There’s this old adage, this Sufis adage, I often mention this, you can only learn what you already know. But really what that means is once you notice something or maybe it’s pointed out to you, you have a better chance of noticing it the next time and the more you notice things, the more likely it is to eventually stick. So, to me, language learning is a matter of noticing, frequently noticing, and that in this way, eventually, things stick in the brain, much more so than deliberately trying to memorize something, which I have found not so effective.

Mistakes, here’s another one. When you speak or write when you are corrected. To me, if I am corrected or if I correct someone else, I don’t expect that the person I’ve corrected or the person who corrected me will enable me to get it right the next time. Correction is not about getting it right the next time. Correction is about making you start to notice. So by pointing it out I’m oh, yeah, yeah, yeah, but I’ll still get it wrong the next time. If it’s pointed out again and maybe I start to notice when I’m listening, slowly there’s a chance that my brain will start to pick up on this because the brain is trying to create rules and establish patterns so that it can deal with this new experience which is a new language. So there are these things that you can do to help the brain. 

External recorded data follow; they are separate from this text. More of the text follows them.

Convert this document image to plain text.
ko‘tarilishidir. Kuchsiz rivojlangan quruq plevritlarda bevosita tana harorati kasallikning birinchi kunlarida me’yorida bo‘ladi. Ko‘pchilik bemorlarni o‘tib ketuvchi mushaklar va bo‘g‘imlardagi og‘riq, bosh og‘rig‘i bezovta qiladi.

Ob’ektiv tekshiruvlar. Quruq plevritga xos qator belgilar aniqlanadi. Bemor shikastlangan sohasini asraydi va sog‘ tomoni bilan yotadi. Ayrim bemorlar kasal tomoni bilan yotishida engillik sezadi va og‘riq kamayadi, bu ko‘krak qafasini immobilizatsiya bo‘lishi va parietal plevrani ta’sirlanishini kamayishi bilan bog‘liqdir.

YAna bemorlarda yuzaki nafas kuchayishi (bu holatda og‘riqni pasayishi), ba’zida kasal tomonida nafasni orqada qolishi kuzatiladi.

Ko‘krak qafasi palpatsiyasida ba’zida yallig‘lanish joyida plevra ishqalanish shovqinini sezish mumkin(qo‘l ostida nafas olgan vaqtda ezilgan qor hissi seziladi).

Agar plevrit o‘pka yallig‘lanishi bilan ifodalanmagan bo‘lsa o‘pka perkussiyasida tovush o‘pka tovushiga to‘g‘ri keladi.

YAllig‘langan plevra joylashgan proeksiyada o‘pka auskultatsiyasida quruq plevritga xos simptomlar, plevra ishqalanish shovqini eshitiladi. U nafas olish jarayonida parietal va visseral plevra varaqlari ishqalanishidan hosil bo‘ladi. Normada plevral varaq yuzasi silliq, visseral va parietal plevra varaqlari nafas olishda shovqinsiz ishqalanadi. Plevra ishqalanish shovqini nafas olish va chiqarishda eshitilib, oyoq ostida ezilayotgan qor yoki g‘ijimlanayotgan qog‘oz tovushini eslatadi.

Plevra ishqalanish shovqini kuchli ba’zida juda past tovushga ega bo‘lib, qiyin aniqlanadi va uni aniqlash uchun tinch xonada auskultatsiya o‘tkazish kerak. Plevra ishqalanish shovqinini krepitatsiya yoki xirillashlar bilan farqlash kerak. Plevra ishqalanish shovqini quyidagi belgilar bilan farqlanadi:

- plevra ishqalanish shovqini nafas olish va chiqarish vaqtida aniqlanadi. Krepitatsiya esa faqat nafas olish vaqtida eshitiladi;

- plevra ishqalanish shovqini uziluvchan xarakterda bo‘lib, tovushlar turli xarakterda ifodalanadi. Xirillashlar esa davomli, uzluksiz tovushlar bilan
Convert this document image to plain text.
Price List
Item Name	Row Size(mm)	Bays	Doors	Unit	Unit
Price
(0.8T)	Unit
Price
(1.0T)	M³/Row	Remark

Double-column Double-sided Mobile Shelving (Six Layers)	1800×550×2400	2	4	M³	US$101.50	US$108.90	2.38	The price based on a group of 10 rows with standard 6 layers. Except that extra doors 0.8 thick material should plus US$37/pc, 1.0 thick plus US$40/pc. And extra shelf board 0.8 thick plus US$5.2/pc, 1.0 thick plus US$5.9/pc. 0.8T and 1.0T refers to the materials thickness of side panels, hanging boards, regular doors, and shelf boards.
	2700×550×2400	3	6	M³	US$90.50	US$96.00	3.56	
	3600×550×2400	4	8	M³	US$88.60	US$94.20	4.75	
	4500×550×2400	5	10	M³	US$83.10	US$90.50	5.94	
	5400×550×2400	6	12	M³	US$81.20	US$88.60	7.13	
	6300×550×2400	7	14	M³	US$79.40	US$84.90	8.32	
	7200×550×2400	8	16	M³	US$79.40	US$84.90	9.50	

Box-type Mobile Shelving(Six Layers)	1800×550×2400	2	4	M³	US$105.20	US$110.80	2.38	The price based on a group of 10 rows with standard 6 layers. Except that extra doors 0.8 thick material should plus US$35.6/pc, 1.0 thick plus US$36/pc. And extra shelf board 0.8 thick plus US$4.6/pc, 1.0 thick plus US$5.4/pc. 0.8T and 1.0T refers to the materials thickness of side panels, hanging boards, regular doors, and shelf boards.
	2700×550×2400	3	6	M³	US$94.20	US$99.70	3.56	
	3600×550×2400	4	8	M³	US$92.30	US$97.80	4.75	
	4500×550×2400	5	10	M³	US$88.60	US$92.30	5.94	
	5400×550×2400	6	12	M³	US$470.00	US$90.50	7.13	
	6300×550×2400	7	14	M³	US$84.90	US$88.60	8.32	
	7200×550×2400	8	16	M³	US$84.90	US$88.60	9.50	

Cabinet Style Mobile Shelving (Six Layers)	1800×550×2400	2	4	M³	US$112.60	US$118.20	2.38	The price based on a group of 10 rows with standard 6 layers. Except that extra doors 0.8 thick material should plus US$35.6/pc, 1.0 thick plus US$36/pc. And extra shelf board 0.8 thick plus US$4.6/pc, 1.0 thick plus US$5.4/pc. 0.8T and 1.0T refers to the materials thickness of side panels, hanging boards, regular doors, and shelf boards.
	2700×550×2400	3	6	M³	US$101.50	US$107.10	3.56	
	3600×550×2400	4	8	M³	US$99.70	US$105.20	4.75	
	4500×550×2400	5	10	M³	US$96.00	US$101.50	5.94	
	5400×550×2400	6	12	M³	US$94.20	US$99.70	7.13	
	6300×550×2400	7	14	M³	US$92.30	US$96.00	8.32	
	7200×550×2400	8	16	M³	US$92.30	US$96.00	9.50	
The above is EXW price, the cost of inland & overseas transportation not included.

So there you have it. It’s individual. It’s the key learning skill – noticing – because you have to condition your brain to the new language. Once you have these words in you they’re part of that system, then to actually develop the skill of speaking, writing and understanding is going to flow from that. If you’ve noticed all these things, you’ve built up the vocabulary, you’ve noticed these different structures and you’ve noticed the pronunciation, they become, really, a part of how you use the language. It’s starting to fall into place. Now if you want to develop the skill to speak better, you have all the elements in place.

So my advice is to focus on deliberately noticing, be concerned about your ability to notice, don’t get upset if you read a grammar rule and forget it, if you are corrected and make the same mistake again, if you study a list of words and can’t remember them, if you’re reading and the same places are still difficult to understand. None of that matters because the sheer fact of doing those things is unmistakably going to enable your brain to start noticing these things. Your task is to expose the brain to enough stimuli, both in the form of a language and some of these other activities, that it starts to notice. Once it starts to notice, it will build for you a whole control center for the new language.

Just to summarize the three here, you’ve got to be positive about the language. You have to like the language. I think your emotional relationship to the language is extremely important to learning it. You’ve got to be confident about your own ability. You’ve got to like the task. You don’t want to get frustrated at yourself. All of these attitude factors are extremely important. 

The second thing was time. It takes time. The brain learns all the time, but the brain learns slowly. So if you are serious about learning the language, you have to put in the time and put the time in enjoyably and efficiently in whatever activities you find enjoyable and efficient for you. 

Then the third issue was developing the ability to notice, initially through just a lot of exposure, a lot of listening, reading and speaking and then taking advantage of when a mistake is pointed out or you’re skimming through a grammar book or you’re flipping through some flashcards. Realize that these things are helping you to notice and be a little bit deliberate in that you want to notice. When you’re listening oh, yeah, there was that or when you’re reading. I’ll often underline a phrase because I know I consistently get it wrong. All of this is sending signals to your brain that’s going to help your brain notice not only the details of the language, but put together sort of a comprehensive control center for the language.

So there you have it. I think that language learning is, essentially, quite a simple concept. Those are the three elements, your attitude, the ability to enjoy, your commitment, your connection to the language, the time you put in and then developing this ability to notice.

So I look forward to any questions, bye for now.